When MPA (and generally, environmental) science is examined with conservation in mind, it suggests that there are at least two perspectives with very different goals: One suggests that humans should be separated from nature in order to preserve it, as some advocates of no-take MPAs propose, and the other supports conservation and prioritizes the use of natural resources both efficiently and in a sustainable fashion.

Obviously, no one wants to live in filth or intentionally deplete or contaminate our food, air, or water supply, but I contend that we can protect these resources best if we listen to nonfringe thinkers and consider the findings of those who actually spend time in nature. And so far, recreational fishermen are indeed the better agents to self-police marine resources in the here and now.

A sport-fishing angler holding a sailfish boatside.
In the past, recreational fishermen have been labeled as purveyors of environmental discord by conservationists, but a quick review of the leaps and bounds taken by the industry quickly stifles that displaced criticism. The Billfish Foundation

Still, the argument is not whether the human race has a responsibility to conservation, but whether the measures meant to protect marine environments and its inhabitants are working. It seems that scientists and national and international governing bodies have dropped the ball in the past, only to have the fishing public’s confidence in them questioned. If we are expected to believe every so-called ­scientific paper on its face, then the data must be unequivocally ­transparent and, accordingly, make sense.

Perhaps if Sir Isaac Newton’s Third Law of Motion—for every action, there is an equal and opposite reaction—were practiced in other applied sciences, such as natural science, then we might just discover that set-it-and-forget-it no-take MPAs really aren’t a long-term solution to what might be a relatively inherent short-term problem.

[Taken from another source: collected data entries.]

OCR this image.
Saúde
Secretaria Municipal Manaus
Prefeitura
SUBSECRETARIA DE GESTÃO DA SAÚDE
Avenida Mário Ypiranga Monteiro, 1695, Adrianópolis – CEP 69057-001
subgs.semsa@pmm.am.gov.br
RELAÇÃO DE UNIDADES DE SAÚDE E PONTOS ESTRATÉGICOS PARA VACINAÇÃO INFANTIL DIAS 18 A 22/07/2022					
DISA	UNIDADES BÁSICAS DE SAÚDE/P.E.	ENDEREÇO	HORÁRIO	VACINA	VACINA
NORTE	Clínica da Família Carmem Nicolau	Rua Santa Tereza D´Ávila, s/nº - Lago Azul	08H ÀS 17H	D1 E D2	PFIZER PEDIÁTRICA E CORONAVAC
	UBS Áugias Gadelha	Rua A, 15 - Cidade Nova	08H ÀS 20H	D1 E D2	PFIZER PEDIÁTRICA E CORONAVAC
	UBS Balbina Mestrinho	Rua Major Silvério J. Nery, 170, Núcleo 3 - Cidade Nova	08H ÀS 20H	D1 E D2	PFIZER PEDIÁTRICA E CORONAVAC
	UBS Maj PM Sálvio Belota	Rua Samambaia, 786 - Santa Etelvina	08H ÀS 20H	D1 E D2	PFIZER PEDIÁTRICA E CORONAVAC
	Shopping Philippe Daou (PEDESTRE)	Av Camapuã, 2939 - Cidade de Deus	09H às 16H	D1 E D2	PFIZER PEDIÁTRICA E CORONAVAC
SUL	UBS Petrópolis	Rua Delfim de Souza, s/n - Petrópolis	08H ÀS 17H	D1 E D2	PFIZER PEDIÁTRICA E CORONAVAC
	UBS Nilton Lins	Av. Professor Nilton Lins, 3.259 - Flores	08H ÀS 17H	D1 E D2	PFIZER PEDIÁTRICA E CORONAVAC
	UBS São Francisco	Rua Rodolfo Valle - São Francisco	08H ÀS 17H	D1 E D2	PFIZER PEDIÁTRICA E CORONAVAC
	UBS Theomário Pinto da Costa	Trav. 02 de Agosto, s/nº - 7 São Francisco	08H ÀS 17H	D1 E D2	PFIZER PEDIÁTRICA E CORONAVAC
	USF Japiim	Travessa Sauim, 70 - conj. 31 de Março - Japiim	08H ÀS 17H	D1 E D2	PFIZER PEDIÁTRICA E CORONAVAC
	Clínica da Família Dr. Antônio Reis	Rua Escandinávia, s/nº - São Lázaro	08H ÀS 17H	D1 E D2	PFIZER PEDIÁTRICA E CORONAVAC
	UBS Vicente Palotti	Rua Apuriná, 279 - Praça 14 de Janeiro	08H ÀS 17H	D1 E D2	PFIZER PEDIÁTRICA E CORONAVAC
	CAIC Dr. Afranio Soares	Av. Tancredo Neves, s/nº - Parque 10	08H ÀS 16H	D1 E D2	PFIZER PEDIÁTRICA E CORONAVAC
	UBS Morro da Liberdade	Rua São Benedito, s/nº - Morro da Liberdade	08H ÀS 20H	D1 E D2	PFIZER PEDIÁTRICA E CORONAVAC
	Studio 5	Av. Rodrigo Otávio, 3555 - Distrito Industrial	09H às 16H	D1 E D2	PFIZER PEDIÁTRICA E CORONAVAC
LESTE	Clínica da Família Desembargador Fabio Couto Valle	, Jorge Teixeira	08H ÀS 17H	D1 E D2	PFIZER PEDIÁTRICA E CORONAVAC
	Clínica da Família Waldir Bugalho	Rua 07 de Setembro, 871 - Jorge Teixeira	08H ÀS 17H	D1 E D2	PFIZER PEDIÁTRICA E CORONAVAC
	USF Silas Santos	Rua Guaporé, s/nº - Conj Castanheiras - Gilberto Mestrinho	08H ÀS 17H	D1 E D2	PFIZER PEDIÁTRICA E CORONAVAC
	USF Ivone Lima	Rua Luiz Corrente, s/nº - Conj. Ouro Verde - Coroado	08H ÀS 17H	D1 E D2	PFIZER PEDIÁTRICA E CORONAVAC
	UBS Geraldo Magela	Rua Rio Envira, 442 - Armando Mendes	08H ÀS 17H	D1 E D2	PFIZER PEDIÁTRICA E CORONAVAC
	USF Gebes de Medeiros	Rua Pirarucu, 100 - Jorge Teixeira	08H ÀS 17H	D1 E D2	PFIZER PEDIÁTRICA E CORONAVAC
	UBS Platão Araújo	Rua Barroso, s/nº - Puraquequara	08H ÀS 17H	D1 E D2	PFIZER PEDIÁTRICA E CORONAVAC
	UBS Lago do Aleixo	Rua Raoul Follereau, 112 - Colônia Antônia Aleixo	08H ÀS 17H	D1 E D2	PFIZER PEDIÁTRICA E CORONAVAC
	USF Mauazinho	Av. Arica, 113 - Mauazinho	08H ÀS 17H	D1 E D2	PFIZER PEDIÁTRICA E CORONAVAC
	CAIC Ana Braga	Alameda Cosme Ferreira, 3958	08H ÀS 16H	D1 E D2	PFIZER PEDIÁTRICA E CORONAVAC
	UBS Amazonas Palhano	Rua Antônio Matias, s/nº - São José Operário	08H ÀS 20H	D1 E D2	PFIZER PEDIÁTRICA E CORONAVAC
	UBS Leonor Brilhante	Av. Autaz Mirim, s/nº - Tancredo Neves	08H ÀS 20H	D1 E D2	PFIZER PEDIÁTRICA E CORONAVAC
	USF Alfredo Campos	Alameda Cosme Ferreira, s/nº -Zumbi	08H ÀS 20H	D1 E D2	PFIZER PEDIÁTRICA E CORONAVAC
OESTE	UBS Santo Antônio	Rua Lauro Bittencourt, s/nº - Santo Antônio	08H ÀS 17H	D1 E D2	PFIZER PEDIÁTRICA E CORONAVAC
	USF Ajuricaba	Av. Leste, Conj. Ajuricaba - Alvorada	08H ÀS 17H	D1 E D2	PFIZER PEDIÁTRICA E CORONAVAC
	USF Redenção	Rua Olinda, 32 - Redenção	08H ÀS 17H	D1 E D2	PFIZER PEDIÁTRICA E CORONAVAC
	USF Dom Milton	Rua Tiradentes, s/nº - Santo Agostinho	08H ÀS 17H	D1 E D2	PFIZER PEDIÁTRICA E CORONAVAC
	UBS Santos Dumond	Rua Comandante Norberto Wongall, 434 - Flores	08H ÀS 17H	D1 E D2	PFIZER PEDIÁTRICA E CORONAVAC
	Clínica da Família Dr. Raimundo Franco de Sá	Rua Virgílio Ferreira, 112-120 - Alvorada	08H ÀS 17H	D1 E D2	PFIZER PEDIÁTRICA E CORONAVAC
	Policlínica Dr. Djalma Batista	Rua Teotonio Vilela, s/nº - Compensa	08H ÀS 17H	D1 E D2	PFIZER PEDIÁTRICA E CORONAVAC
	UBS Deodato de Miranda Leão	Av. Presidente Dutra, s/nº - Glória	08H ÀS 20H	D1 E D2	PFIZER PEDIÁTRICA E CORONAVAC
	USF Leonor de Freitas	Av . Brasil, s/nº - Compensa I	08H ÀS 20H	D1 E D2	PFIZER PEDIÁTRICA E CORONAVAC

It still remains unclear exactly how many marine protected areas will be added as the 30 by 30 movement advances around the globe. Or further, how many of them will include no-take or seriously limit all aspects of fishing, or even if the new closures will be credited toward the 30 by 30 goal. However, scientists must bring into focus factors that aren’t always considered when designating new MPAs—such as fish migration and population, spawning locations, biodiversity, habitat, and human interaction—so that the policies we do place will matter in the long run.